If that's that's the case, then a survivor of abortion can kindly tell other people to fuck off (in a flying fashion or otherwise) who don't share their same experiences. Of course, however, its a totally moronic view point to suggest that advocacy, or even having a valid opinion of a controversial issue, be relegated to individuals already established in the political status quo or have direct experience.
Her point is that, statistically, men are little more than a footnote in the vast majority of "problem pregnancies." As in the song, they're paragons of support during the first trimester. Then as reality sinks in they start to get cold feet. The closer the delivery date comes, and the woman who didn't want the damn baby in the first place gives them an increasingly strident preview of what their new life will be like, getting a real job, giving up the carousing, learning to change diapers, waking up during the night to screaming that seems to have no <Pause> button, and learning to live lower on the hog... well then they start wondering if there's a doctor within a thousand miles who will perform a late-term abortion. Or more likely, just disappear one night.
Why should this demographic's opinion be worth recording, much less respecting?
Sure, there is a small percentage of men who will come through these nine months with flying colors, but we have no way to identify them. Besides, why should the person who actually has to endure the pregnancy inside her own body, and also deal with the nursing, the depression, and the nearly-destructive impact on her career, not have the deciding vote?
It's a fact of nature that pregnancy, childbirth and the early years of rearing have a much greater impact on the mother's life than the father's. It's also a fact of modern civilization that a shockingly large cohort of fathers simply abandon both mother and child, quite often not even supplying the court-ordered support payments. It's easy to do that: just work in the underground economy as a musician, drug dealer, day laborer, etc.

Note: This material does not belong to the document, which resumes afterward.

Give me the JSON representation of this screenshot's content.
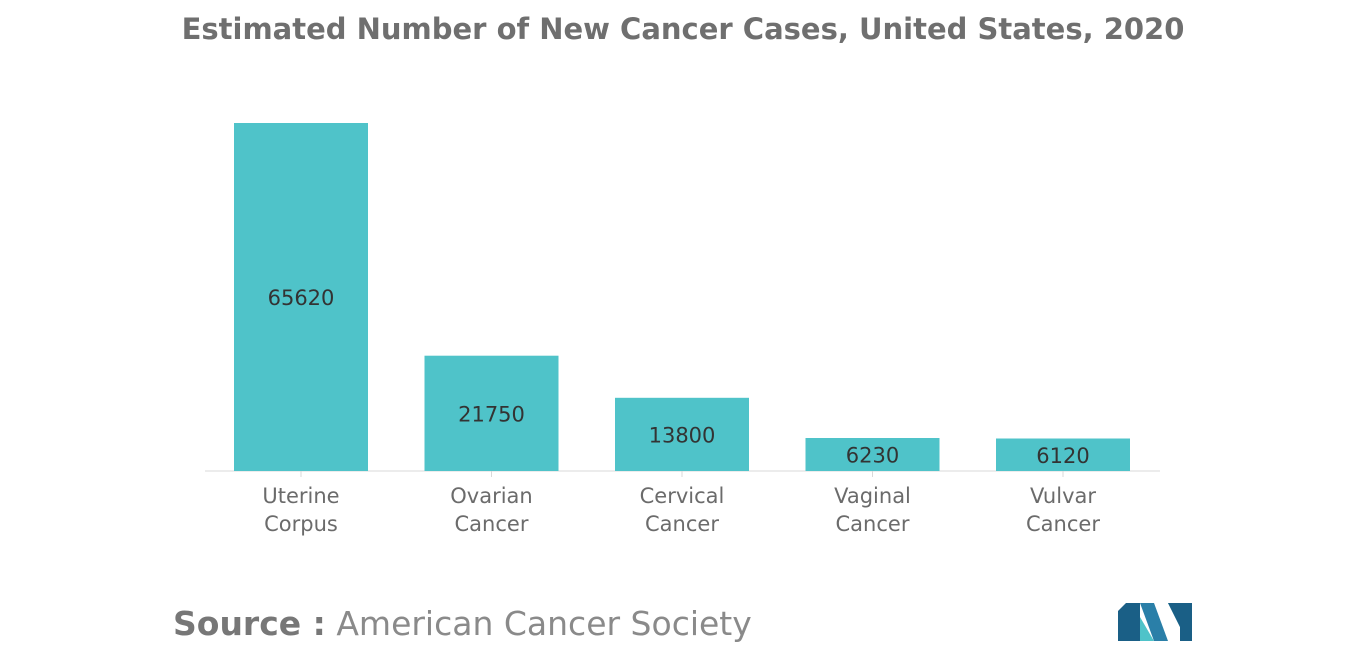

Statistics must be respected. We have an epidemic of fatherless children in the USA, and after a few generations of this we've learned that children (especially boys) who grow up without a father figure simply don't usually grow up right. They end up filling our prisons, or at least our homeless shelters.
So if you're a good man who wants to change your partner's mind about having an abortion, change the odds by convincing the other 90% to be as good as you are.
EDIT: It has been brought to my attention that this post can be misunderstood. Let me assure you that I am not categorizing all men as assholes. My point is that the majority of "problem pregnancies," as they were called 30 years ago, involve an unmarried couple. The woman wants the abortion and the man may try to coax her out of it by promising to marry her and be a great father. In the vast majority of cases it just doesn't work out that way. Halfway through the pregnancy he realizes that he doesn't want to give up the life he has now and he simply vanishes. She may be able to get a court order for child support, but if he sticks to the underground economy (musician, drug dealer, day laborer) the court will never be able to garnish his wages--and for that matter he'll probably never make enough money to support the kid anyway.
Of course there are millions of men who are great husbands and fathers. These are not very often the guys whose wives end up in this predicament.
RE-EDIT: Once again, I have been asked by a member with too much time on his hands to micro-edit this post. The numbers I posted were not based on published statistics. They were based on articles I've read, workshops I've attended, and the first-hand accounts of people I've known who have experienced the problem, over the five decades since my adolescence ended.
My bottom line is that abortion is a women's issue and men should not be allowed to influence public policy or legislation.